“. . . because our reason deters us from the brink, therefore, do we the most impetuously approach it.”
(Poe, “The Imp of the Perverse”)
“. . . the regathering of . . . diffused Matter and Spirit will be but the reconstitution of the purely Spiritual and Individual God.”
(Poe, Eureka)
I never sit at the emergency hatch,
despite the extra inches of knee-room.
It’s not that I fear I couldn’t pry it open
should we belly-scrape across the tarmac,
the cabin choked with smoke and terror,
it’s that I fear I might just do it
while cruising smoothly at thirty thousand feet.

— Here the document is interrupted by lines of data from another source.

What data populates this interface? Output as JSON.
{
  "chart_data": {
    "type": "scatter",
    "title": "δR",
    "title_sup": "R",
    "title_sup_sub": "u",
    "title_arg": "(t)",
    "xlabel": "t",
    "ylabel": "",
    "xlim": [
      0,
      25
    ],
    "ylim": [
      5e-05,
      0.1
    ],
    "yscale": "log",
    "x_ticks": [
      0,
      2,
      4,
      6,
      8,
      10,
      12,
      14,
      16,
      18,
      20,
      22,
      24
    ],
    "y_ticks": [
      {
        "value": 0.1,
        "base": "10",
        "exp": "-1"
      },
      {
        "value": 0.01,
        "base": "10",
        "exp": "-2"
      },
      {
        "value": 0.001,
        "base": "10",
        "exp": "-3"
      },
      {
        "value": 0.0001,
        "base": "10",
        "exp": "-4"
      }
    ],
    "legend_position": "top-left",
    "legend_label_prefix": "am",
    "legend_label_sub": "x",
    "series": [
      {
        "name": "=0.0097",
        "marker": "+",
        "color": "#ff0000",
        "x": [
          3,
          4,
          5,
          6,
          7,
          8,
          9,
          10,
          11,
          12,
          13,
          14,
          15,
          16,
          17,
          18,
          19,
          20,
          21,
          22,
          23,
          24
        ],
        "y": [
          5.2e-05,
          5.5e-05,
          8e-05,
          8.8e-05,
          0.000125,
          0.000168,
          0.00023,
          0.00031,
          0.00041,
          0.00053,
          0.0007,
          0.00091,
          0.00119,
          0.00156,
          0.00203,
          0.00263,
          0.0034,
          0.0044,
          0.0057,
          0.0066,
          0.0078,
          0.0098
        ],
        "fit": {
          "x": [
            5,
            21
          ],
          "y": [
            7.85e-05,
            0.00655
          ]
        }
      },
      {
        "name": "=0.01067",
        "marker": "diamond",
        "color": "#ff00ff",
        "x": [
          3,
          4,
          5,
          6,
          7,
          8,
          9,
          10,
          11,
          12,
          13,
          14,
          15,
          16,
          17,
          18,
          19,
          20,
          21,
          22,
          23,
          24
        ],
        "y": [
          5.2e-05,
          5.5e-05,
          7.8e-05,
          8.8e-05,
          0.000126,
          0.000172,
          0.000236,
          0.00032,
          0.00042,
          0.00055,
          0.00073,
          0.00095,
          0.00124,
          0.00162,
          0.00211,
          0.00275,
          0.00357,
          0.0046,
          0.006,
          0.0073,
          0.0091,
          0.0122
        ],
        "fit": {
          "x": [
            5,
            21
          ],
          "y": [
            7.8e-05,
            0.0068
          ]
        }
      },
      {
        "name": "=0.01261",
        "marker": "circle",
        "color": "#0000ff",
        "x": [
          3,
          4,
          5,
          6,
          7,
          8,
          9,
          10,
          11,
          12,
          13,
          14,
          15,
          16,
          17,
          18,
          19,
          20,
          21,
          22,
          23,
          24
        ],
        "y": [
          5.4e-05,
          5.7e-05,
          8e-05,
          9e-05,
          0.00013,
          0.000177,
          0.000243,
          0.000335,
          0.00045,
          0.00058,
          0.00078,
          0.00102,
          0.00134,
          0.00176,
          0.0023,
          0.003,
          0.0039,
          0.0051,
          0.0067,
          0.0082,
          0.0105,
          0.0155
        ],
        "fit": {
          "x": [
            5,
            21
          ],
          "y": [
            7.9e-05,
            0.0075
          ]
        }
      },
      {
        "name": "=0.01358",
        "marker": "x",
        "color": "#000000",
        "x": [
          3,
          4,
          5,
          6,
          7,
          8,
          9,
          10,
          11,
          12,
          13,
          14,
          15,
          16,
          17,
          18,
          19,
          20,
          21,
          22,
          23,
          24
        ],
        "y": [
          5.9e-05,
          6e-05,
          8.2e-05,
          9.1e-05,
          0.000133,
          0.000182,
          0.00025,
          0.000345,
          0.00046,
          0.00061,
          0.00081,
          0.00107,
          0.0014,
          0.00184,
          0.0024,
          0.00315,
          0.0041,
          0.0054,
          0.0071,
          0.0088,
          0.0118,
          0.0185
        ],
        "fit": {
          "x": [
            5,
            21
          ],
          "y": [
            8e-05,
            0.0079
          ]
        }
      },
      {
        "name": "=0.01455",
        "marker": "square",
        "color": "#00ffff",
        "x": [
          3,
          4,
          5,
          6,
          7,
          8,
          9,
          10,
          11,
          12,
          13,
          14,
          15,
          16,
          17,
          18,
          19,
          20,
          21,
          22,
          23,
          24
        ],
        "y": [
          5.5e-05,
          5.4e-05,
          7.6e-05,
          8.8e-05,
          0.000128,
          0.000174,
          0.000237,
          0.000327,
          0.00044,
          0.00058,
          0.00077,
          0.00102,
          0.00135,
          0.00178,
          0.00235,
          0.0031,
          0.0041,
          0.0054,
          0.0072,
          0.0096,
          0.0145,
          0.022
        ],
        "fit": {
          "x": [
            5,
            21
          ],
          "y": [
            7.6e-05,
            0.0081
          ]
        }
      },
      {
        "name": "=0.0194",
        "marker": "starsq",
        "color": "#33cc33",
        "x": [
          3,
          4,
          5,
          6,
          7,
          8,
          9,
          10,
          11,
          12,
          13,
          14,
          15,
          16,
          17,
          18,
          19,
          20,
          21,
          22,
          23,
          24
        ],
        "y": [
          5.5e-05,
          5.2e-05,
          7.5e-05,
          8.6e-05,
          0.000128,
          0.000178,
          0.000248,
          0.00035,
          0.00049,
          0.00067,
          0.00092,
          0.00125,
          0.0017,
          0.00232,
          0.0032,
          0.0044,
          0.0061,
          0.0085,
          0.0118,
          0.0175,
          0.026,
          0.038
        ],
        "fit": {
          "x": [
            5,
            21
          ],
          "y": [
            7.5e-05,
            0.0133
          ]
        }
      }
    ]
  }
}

I can imagine the scene too readily—
the fellow in the aisle seat,
burly, bald and fiercely bearded,
sprawls across the meager lap
of the grandmotherly lady between us,
who shrieks unintelligible pleas and curses
and pulls my hair and scratches at my face,
while his forearm, thicker than both mine together,
tightens at my throat as I grasp the hatch release
with both hands, my knuckles white,
bulging no less than my eyes.
Babies who’d been sleeping,
or cooing in serene contentment,
since we’d reached cruising altitude,
have now taken up the alarm.
And, meanwhile, I, aghast as any on board
at the thought that I might succeed
and be sucked with the others
into the mid-troposphere,
keep yanking at the hatch
in spittle-spewing frenzy
with all my driven will.
None of this can happen, of course.
The pressure per square foot in an airborne cabin
makes the hatch impregnable.
So whatever my inner pressure per square inch
my fellow passengers have nothing to fear of me
nor I of myself, while flying the friendly skies.
Nevertheless, I sit elsewhere.
The mere thought of my slumped shoulder
set against an entrance to the abyss
makes me queasy with visions
that all end with me falling and falling,
my screams trailing high above me,
my lips curled both in horror
and a hint of a smile,
a bit of matter
at once fearful and eager,
returning to the emptiness or Essence
out of which it once was propelled into something.